Sementara permintaan kakao dunia tahun ini diperkirakan akan mencapai 3,5 juta ton, naik 200.000 ton dari tahun lalu. Toh, Sekretaris Jenderal Asosiasi Kakao Indonesia (Askindo) Zulhefi Sikumbang menilai penurunan harga kakao yang terjadi belakangan ini adalah wajar. Soalnya, lonjakan harga kakao dunia hingga tiga kali lipat dalam tiga tahun terakhir membuat harganya overvalue. “Industri sulit menyerap biji kakao yang mahal, akhirnya kapasitas giling mereka turun,” kata Zulhefi, akhir pekan lalu. Penurunan harga kakao ini juga didorong oleh penurunan permintaan produk kakao setengah jadi atau cocoa butter. "Ini berimbas pada permintaan biji kakao, sehingga harga biji kakao cenderung turun,” terang Zulhefi.

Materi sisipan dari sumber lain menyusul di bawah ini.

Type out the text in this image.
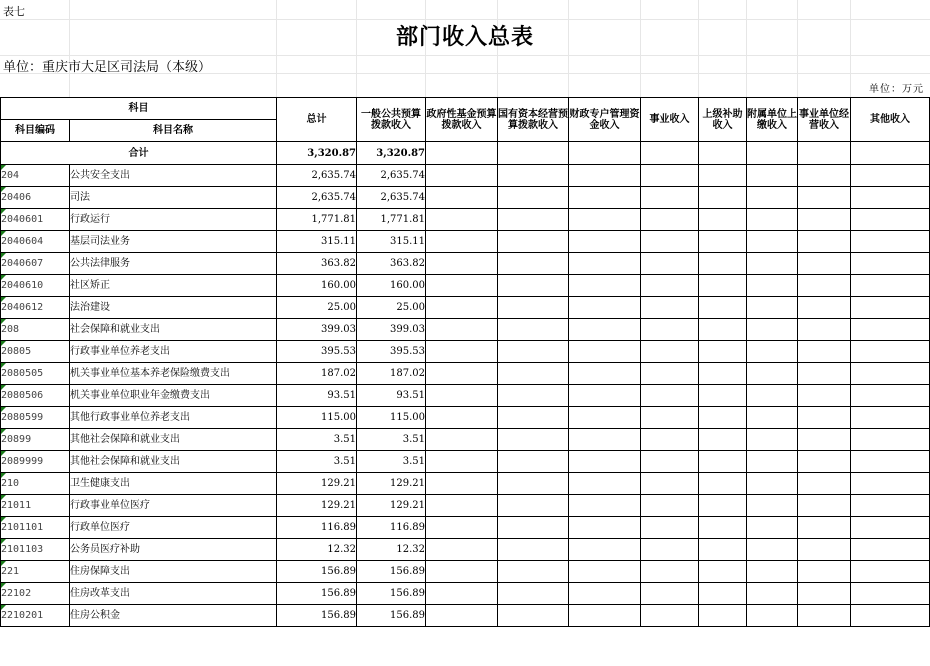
表七
部门收入总表
单位：重庆市大足区司法局（本级）
单位：万元
科目		总计	一般公共预算拨款收入	政府性基金预算拨款收入	国有资本经营预算拨款收入	财政专户管理资金收入	事业收入	上级补助收入	附属单位上缴收入	事业单位经营收入	其他收入
科目编码	科目名称										
合计		3,320.87	3,320.87								
204	公共安全支出	2,635.74	2,635.74								
20406	司法	2,635.74	2,635.74								
2040601	行政运行	1,771.81	1,771.81								
2040604	基层司法业务	315.11	315.11								
2040607	公共法律服务	363.82	363.82								
2040610	社区矫正	160.00	160.00								
2040612	法治建设	25.00	25.00								
208	社会保障和就业支出	399.03	399.03								
20805	行政事业单位养老支出	395.53	395.53								
2080505	机关事业单位基本养老保险缴费支出	187.02	187.02								
2080506	机关事业单位职业年金缴费支出	93.51	93.51								
2080599	其他行政事业单位养老支出	115.00	115.00								
20899	其他社会保障和就业支出	3.51	3.51								
2089999	其他社会保障和就业支出	3.51	3.51								
210	卫生健康支出	129.21	129.21								
21011	行政事业单位医疗	129.21	129.21								
2101101	行政单位医疗	116.89	116.89								
2101103	公务员医疗补助	12.32	12.32								
221	住房保障支出	156.89	156.89								
22102	住房改革支出	156.89	156.89								
2210201	住房公积金	156.89	156.89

Namun, imbuh Zulhefi, harga kakao masih berpeluang naik kembali. "Harga akan bergerak di US$ 3.300 – US$ 3.600 per ton, karena perekonomian Amerika dan Eropa yang menguasai 85% kebutuhan cokelat dunia mulai pulih, serta penurunan produksi di Afrika,” ujarnya.

Bila prediksi Zulhefi ini akurat, maka itu berarti harga kakao naik tiga kali lipat dibandingkan dengan harga terendahnya di tahun 2008, yakni US$ 1.200 per ton.

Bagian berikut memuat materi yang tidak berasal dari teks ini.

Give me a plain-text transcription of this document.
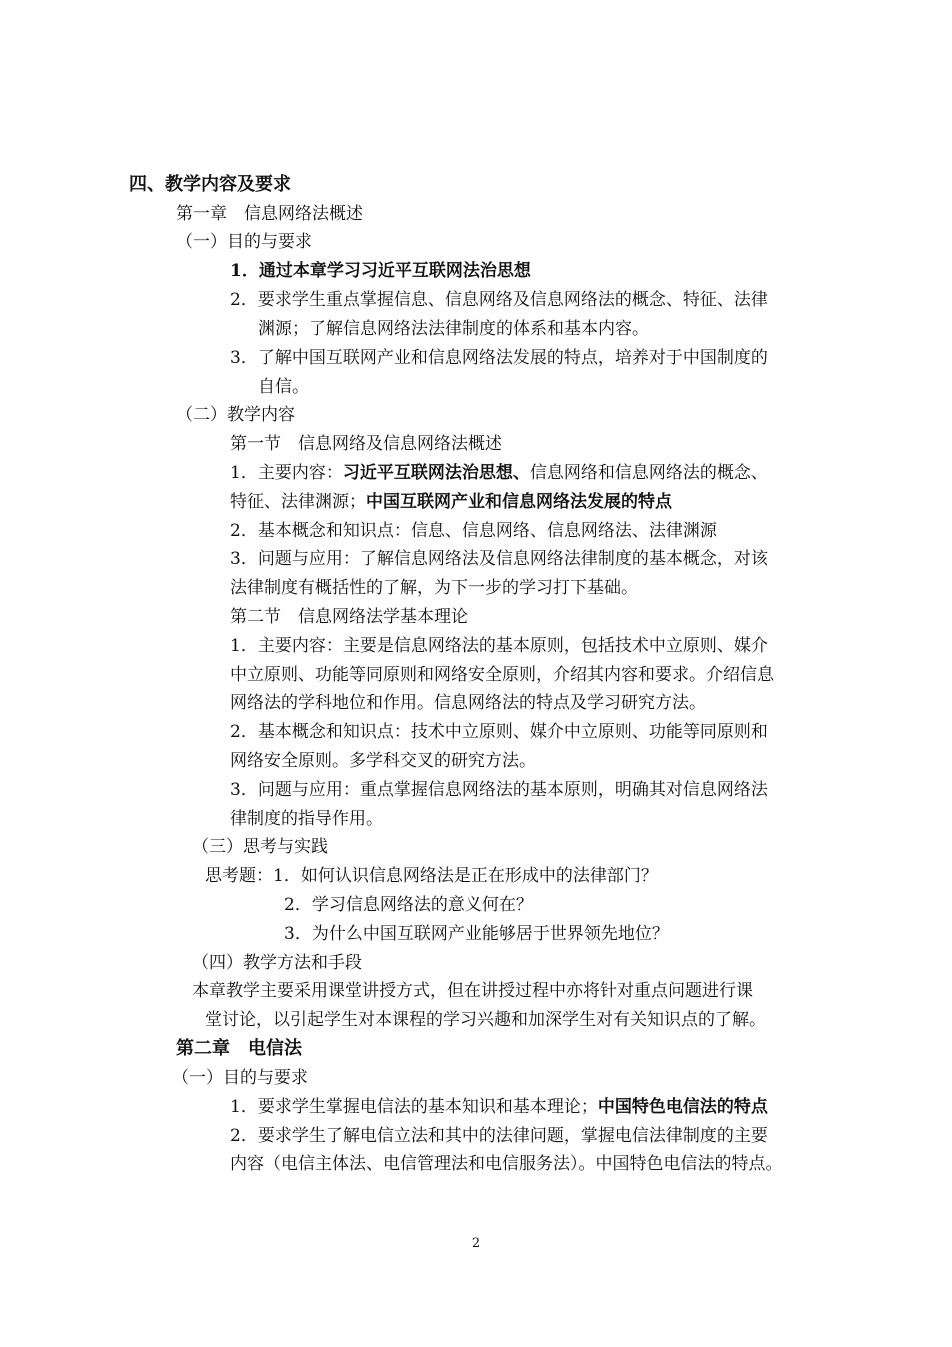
四、教学内容及要求

第一章　信息网络法概述

（一）目的与要求

1．通过本章学习习近平互联网法治思想

2．要求学生重点掌握信息、信息网络及信息网络法的概念、特征、法律

渊源；了解信息网络法法律制度的体系和基本内容。

3．了解中国互联网产业和信息网络法发展的特点，培养对于中国制度的

自信。

（二）教学内容

第一节　信息网络及信息网络法概述

1．主要内容：习近平互联网法治思想、信息网络和信息网络法的概念、

特征、法律渊源；中国互联网产业和信息网络法发展的特点

2．基本概念和知识点：信息、信息网络、信息网络法、法律渊源

3．问题与应用：了解信息网络法及信息网络法律制度的基本概念，对该

法律制度有概括性的了解，为下一步的学习打下基础。

第二节　信息网络法学基本理论

1．主要内容：主要是信息网络法的基本原则，包括技术中立原则、媒介

中立原则、功能等同原则和网络安全原则，介绍其内容和要求。介绍信息

网络法的学科地位和作用。信息网络法的特点及学习研究方法。

2．基本概念和知识点：技术中立原则、媒介中立原则、功能等同原则和

网络安全原则。多学科交叉的研究方法。

3．问题与应用：重点掌握信息网络法的基本原则，明确其对信息网络法

律制度的指导作用。

（三）思考与实践

思考题：1．如何认识信息网络法是正在形成中的法律部门？

2．学习信息网络法的意义何在？

3．为什么中国互联网产业能够居于世界领先地位？

（四）教学方法和手段

本章教学主要采用课堂讲授方式，但在讲授过程中亦将针对重点问题进行课

堂讨论，以引起学生对本课程的学习兴趣和加深学生对有关知识点的了解。

第二章　电信法

（一）目的与要求

1．要求学生掌握电信法的基本知识和基本理论；中国特色电信法的特点

2．要求学生了解电信立法和其中的法律问题，掌握电信法律制度的主要

内容（电信主体法、电信管理法和电信服务法）。中国特色电信法的特点。

2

Senada, Direktur Eksekutif Asosiasi Industri Kakao Indonesia (AIKI) Sindra Wijaya juga menilai, meski saat ini harga kakao cenderung turun, namun peluang harganya untuk kembali meningkat terbuka lebar.

Faktor yang mendukung peningkatan harga kakao itu, imbuh Sindra, adalah permainan spekulan. Apalagi kalau produksi dari Pantai Gadung menurun karena kondisi keamanan tersebut sehingga pasokan biji kakao dunia terbatas.

Yang pasti, bagi Indonesia, penurunan harga biji kakao yang terjadi saat ini belum menjadi penyulut petani mengalihkan kegiatan bercocoktanamnya ke komoditi lain. "Jika harga kakao berada di bawah US$ 1.750 per ton, itu baru mengkhawatirkan,” terang Sindra.

Namun demikian, bagi industri pengolah biji kakao Indonesia, harga biki kakao saat ini sudah terbilang sangat tinggi. Soalnya, kalangan industri merasa nyaman jika harga biji kakao paling tinggi US$ 2.500 per ton.